Deep anomaly detection with partition contrastive learning for tabular data

Yizhou Li, Yijie Wang, Hongzuo Xu, Bin Li, Xiaohui Zhou

Published: 2025, Last Modified: 15 May 2025Data Min. Knowl. Discov. 2025EveryoneRevisionsBibTeXCC BY-SA 4.0

Abstract: Self-supervised anomaly detection (AD) methods define transformations and surrogate tasks to deeply learn data “normality”, presenting superior performance. Different from most existing work designed for images, this paper considers self-supervised AD for tabular data, which has two desiderata: (i) transformation operations need to generate diverse transformed samples for downstream contrastive learning; (ii) the learning of surrogate tasks is required to perceive the semantics of tabular data, i.e., local–global patterns including intra-instance regularities and inter-instance structures. Related studies devise applicable transformations, but their surrogate tasks often neglect the inter-instance structures, failing to describe comprehensive data “normality" accurately. To fill these gaps, this paper proposes a novel partition contrastive learning-based anomaly detection method.
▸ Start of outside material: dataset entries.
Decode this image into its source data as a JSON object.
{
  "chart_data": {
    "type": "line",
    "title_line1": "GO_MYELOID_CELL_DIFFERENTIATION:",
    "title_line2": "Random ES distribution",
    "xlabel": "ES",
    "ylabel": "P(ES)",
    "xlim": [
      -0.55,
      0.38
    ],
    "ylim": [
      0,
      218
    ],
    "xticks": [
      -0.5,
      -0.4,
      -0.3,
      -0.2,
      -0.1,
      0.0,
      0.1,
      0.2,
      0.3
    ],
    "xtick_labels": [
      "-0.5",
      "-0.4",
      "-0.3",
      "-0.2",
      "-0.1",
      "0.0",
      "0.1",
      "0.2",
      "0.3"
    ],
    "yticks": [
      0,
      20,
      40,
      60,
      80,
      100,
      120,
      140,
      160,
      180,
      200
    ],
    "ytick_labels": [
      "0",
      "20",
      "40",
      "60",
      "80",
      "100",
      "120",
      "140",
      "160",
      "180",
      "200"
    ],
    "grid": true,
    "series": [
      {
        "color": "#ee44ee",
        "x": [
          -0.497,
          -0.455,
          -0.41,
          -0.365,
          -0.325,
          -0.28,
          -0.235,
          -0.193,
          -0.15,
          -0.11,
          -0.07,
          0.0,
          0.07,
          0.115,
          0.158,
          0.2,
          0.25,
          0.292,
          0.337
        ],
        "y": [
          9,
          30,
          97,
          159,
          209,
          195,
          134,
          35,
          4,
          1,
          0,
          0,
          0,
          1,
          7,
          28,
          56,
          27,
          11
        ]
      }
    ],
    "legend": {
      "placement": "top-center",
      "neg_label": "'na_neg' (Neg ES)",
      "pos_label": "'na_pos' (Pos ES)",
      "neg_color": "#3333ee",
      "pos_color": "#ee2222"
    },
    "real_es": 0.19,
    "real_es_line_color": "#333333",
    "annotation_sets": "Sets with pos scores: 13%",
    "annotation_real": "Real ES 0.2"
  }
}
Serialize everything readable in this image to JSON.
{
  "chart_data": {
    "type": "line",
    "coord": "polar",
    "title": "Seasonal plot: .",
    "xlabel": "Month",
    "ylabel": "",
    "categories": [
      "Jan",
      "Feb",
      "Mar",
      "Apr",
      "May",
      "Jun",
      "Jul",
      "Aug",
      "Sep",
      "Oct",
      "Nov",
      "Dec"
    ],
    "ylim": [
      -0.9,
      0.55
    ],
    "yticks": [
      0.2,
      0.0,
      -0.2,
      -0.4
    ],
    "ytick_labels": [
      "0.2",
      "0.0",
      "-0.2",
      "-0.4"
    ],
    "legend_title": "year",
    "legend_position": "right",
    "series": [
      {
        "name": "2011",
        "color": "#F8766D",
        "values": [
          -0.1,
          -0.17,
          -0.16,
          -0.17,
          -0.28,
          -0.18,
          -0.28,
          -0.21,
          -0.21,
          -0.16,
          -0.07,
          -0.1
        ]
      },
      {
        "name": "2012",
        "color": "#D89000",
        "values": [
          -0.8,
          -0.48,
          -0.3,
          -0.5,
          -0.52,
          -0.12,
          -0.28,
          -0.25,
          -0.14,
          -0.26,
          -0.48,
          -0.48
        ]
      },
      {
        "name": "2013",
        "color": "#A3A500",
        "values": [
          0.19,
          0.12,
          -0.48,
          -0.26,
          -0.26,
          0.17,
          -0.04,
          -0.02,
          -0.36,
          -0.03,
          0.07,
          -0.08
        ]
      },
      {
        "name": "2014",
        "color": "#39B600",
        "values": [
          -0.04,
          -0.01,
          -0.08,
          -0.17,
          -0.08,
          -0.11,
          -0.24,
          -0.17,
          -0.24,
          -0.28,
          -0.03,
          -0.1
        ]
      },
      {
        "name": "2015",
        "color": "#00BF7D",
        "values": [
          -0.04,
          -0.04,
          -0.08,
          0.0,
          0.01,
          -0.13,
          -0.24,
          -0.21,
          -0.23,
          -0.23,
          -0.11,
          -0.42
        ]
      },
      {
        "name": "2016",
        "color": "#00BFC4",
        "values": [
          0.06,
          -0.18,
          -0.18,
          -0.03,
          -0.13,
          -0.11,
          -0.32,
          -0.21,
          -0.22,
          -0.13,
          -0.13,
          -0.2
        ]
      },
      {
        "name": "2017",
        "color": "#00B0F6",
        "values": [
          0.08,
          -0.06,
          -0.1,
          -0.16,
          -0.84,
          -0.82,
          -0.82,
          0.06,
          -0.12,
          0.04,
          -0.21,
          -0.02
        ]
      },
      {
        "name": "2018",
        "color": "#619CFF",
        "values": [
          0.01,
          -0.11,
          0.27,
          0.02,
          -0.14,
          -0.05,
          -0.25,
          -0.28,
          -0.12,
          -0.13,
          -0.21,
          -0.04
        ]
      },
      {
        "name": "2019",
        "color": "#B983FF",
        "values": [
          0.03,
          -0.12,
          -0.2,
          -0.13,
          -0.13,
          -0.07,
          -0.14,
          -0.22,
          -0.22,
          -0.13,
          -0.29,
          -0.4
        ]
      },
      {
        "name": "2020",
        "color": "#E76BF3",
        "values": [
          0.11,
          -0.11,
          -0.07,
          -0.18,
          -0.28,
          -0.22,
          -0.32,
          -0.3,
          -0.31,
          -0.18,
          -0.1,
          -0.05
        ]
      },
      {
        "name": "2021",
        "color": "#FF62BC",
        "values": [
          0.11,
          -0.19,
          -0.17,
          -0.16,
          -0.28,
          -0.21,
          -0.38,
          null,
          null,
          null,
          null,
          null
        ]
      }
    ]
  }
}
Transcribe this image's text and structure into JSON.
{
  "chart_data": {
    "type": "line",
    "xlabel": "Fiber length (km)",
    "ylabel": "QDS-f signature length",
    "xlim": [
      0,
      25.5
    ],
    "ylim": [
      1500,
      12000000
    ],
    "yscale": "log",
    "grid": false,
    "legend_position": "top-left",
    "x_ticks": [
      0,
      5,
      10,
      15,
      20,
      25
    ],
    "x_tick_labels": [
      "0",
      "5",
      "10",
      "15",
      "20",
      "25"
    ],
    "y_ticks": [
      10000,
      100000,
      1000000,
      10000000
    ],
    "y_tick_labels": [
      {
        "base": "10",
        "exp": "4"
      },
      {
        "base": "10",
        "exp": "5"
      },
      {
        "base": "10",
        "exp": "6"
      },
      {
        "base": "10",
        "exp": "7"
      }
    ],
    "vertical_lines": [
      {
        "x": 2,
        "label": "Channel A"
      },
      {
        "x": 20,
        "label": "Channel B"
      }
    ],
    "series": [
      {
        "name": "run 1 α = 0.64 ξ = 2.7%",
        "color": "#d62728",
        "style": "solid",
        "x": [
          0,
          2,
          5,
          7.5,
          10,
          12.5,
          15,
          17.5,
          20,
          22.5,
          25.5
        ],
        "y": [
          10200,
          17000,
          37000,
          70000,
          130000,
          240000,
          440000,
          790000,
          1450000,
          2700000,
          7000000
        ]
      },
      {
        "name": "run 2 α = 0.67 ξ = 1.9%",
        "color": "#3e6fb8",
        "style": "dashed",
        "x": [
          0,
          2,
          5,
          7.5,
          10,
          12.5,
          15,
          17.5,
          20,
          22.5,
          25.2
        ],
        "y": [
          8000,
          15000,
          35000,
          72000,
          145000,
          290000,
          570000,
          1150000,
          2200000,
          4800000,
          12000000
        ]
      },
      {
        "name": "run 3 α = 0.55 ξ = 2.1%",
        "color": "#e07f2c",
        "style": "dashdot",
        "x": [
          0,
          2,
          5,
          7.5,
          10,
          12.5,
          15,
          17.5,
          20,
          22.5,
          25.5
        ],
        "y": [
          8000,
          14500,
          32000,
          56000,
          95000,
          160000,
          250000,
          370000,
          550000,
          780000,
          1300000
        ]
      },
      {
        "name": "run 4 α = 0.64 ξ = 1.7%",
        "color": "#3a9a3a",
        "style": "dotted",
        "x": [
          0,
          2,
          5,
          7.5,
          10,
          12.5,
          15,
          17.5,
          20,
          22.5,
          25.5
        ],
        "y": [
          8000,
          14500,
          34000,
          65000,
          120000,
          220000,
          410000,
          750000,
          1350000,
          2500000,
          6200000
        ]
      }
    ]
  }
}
We first devise a new transformation. Transformed samples are created by representing sub-vectors generated from different partitions of the whole feature space, during which different feature couplings are embedded in the transformed samples to make them sufficiently diverse. To capture intra-instance regularities, our approach learns a representation space where the transformed samples repel each other while concurrently resembling their corresponding spatial centers. A constraint is posed on the frames of these spatial centers to preserve their similarities between the corresponding original instances, facilitating the learning of inter-instance structures. The synergy of these two learning objectives encourages the modeling of tabular data semantics, thereby comprehensively modeling data “normality”. Abnormal degrees of the testing data are obtained by evaluating whether they conform to these learned patterns shared in the majority of data. Extensive experiments show that our approach achieves significant improvements (13% AUC-ROC and 30% AUC-PR) over state-of-the-art AD methods.